Now that these two functions have been created, we will use them to initialize our trie with the strings given, in the main function. Since, we are aiming to find the common suffix, each string will be reversed before insertion. Code snippet:

int main()
{
    Trie* head = nullptr;
    std::vector<string> given={"monday","tuesday","wednesday","saturday","friday"};
    for(int i=0;i<a.size();i++)
    {
        reverse(a[i].begin(),a[i].end());
        insert(head,a[i]);
    }
/*
We will add more code here for calling the common suffix function.
*/
}

Since our trie is now ready, we can now solve the problem we're here for i.e. finding the common suffix. For this, we define the findcommonsuffix() function. We will take the head node of our trie, in which all the strings have been inserted after reversal. If the character is part of the common suffix,then the map will contain only that one single character, i.e. map.size()==1. So, we traverse the trie while

  1. The size of the map in the trie node is 1 and,
  2. none of the strings have reached their end, i.e. endofword==false.
    The letters which fulfil the conditions are added to our answer string ans.
    The moment either of the conditions turn false, we shall stop the traversal, and return the string ans after reversing it.
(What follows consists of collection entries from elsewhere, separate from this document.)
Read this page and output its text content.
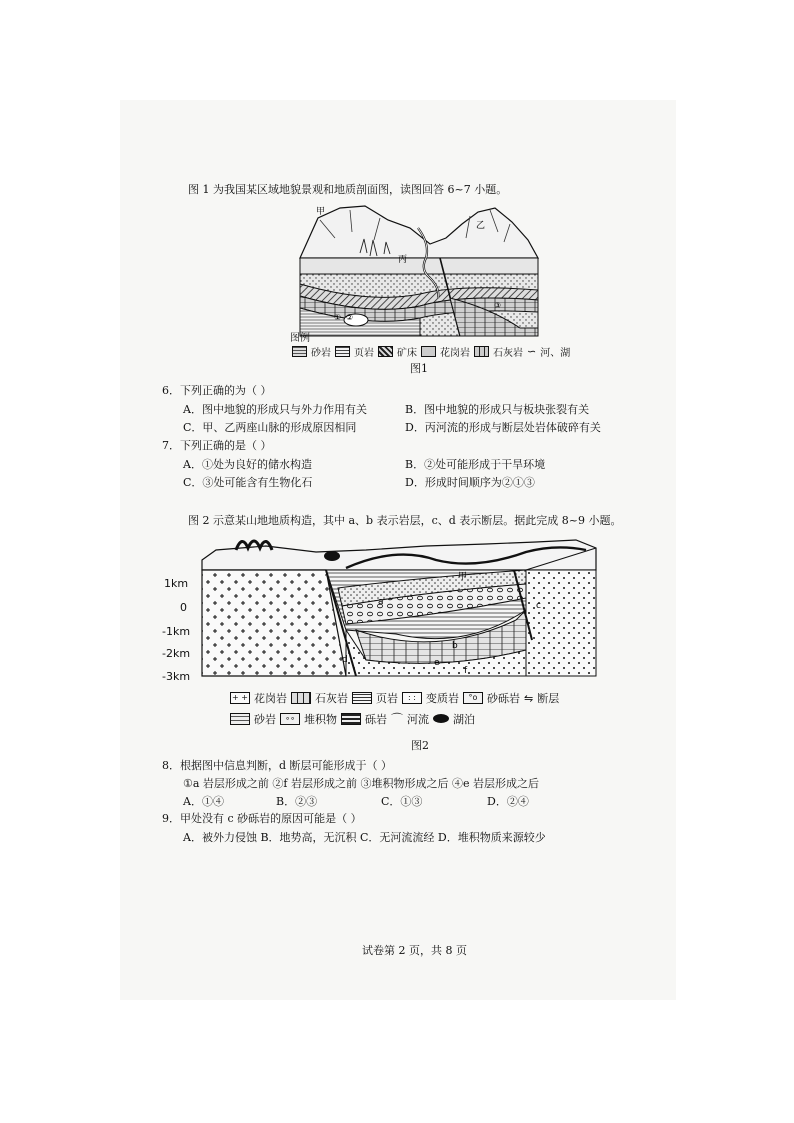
图 1 为我国某区域地貌景观和地质剖面图，读图回答 6~7 小题。
甲
乙
丙
① ②
③
图例
砂岩 页岩 矿床 花岗岩 石灰岩 ∽ 河、湖
图1
6．下列正确的为（ ）
A．图中地貌的形成只与外力作用有关	B．图中地貌的形成只与板块张裂有关
C．甲、乙两座山脉的形成原因相同	D．丙河流的形成与断层处岩体破碎有关
7．下列正确的是（ ）
A．①处为良好的储水构造	B．②处可能形成于干旱环境
C．③处可能含有生物化石	D．形成时间顺序为②①③
图 2 示意某山地地质构造，其中 a、b 表示岩层，c、d 表示断层。据此完成 8~9 小题。
1km
0
-1km
-2km
-3km
甲
a
b
c
d	e
f
+ + 花岗岩	石灰岩	页岩	: : 变质岩	°o 砂砾岩 ⇋ 断层
砂岩	∘∘ 堆积物	砾岩 ⌒ 河流 湖泊
图2
8．根据图中信息判断，d 断层可能形成于（ ）
①a 岩层形成之前 ②f 岩层形成之前 ③堆积物形成之后 ④e 岩层形成之后
A．①④	B．②③	C．①③	D．②④
9．甲处没有 c 砂砾岩的原因可能是（ ）
A．被外力侵蚀 B．地势高，无沉积 C．无河流流经 D．堆积物质来源较少
试卷第 2 页，共 8 页
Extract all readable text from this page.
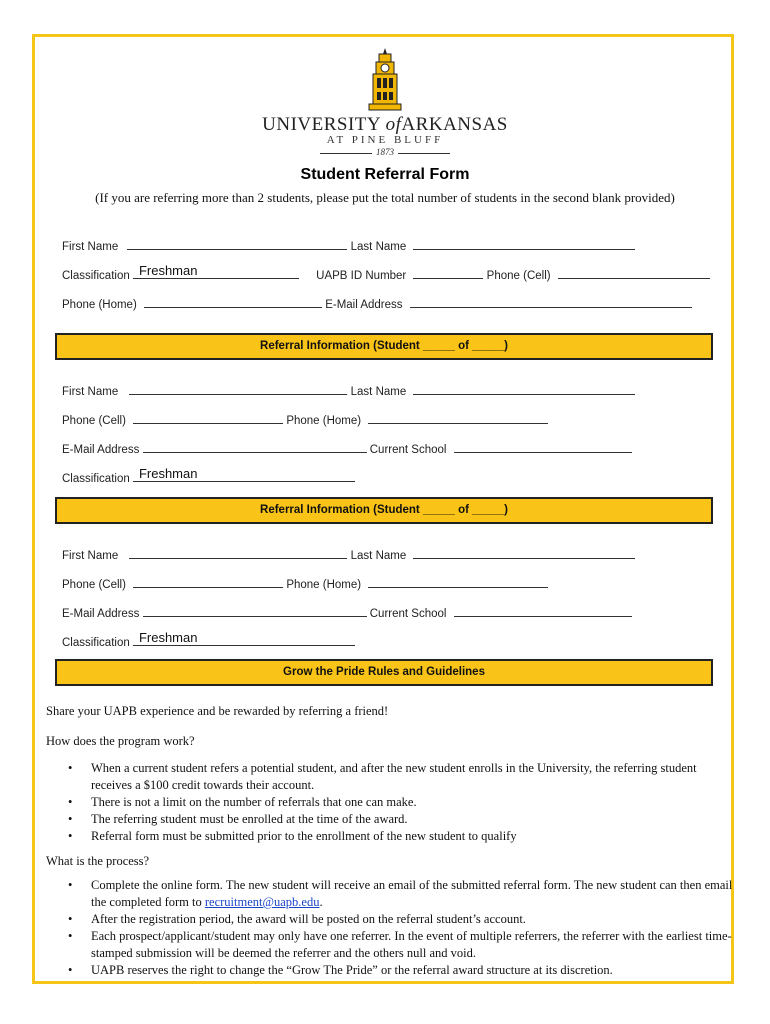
UNIVERSITY ofARKANSAS
AT PINE BLUFF
1873
Student Referral Form
(If you are referring more than 2 students, please put the total number of students in the second blank provided)
First Name	Last Name
Classification Freshman	UAPB ID Number	Phone (Cell)
Phone (Home)	E-Mail Address
Referral Information (Student _____ of _____)
First Name	Last Name
Phone (Cell)	Phone (Home)
E-Mail Address	Current School
Classification Freshman
Referral Information (Student _____ of _____)
First Name	Last Name
Phone (Cell)	Phone (Home)
E-Mail Address	Current School
Classification Freshman
Grow the Pride Rules and Guidelines
Share your UAPB experience and be rewarded by referring a friend!
How does the program work?
• When a current student refers a potential student, and after the new student enrolls in the University, the referring student receives a $100 credit towards their account.
• There is not a limit on the number of referrals that one can make.
• The referring student must be enrolled at the time of the award.
• Referral form must be submitted prior to the enrollment of the new student to qualify
What is the process?
• Complete the online form. The new student will receive an email of the submitted referral form. The new student can then email the completed form to recruitment@uapb.edu.
• After the registration period, the award will be posted on the referral student’s account.
• Each prospect/applicant/student may only have one referrer. In the event of multiple referrers, the referrer with the earliest time-stamped submission will be deemed the referrer and the others null and void.
• UAPB reserves the right to change the “Grow The Pride” or the referral award structure at its discretion.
So, we have the following code:

string findcommonsuffix(Trie* head, string s)
{
    string ans="";
    if(head==nullptr){
        return ans;
    }
    Trie* curr= head; int i=0;
    while(curr->map.size()==1 && curr->endofword==false)
   {
       ans+=s[i];
       curr=curr->map[s[i]];
       i++;
   }
    reverse(ans.begin(),ans.end());
    return ans;
}

We have our function ready. So, we edit the main function and call findcommonsuffix(). Let's take a final look at our entire code.

#include <iostream>
#include <unordered_map>
#include<bits/stdc++.h>
using namespace std;

// Data structure to store a Trie node
struct Trie
{
    // true when the node is a leaf node
    bool endofword;

    // each node stores a map to its child nodes
    unordered_map<char, Trie*> map;
};

// Function that returns a new Trie node
Trie* getnewnode()
{
    Trie* node = new Trie;
    node->endofword = false;

    return node;
}

// Iterative function to insert a string into a Trie
void insert(Trie*& head, string str)
{
    if (head == nullptr) {
        head = getnewnode();
    }
int i=0;
    // start from the root node
    Trie* curr = head;
    while (i<str.size())
    {
        // create a new node if the path doesn't exist
        if (curr->map.find(str[i]) == curr->map.end()) {
            curr->map[str[i]] = getnewnode();
        }

        // go to the next node
        curr = curr->map[str[i]];

        // move to the next character
        i++;
    }

    // mark the current node as a leaf
    curr->endofword = true;
}

string findcommonsuffix(Trie* head, string s)
{
    string ans="";
    if(head==nullptr){
        return ans;
    }
    Trie* curr= head; int i=0;
   while(curr->map.size()==1 && curr->endofword==false)
   {
       ans+=s[i];
       curr=curr->map[s[i]];
       i++;
   }
 reverse(ans.begin(),ans.end());
    return ans;
}

int main()
{
    Trie* head = nullptr;
    std::vector<string> given={"Sunday", "Monday", "Tuesday", "Wednesday", "Friday", "Saturday"};
    for(int i=0;i<given.size();i++)
    {
        reverse(given[i].begin(),given[i].end());
        insert(head,given[i]);
    }
    cout<<endl<<"'"<<findcommonsuffix(head,given[0])<<"'"<<endl;
    return 0;
}

Using a trie for this problem reduces the time complexity to O(m) where m is the length of the shortest string, a reduction from the brute force approach, which was O(n * m).

However, the insertion of the strings in the trie takes O(n * m) where n is the number of words/strings and m is the average length of each string.

With this article at OpenGenus, you learnt the different ways you can approach and solve the longest common suffix problem. Keep learning!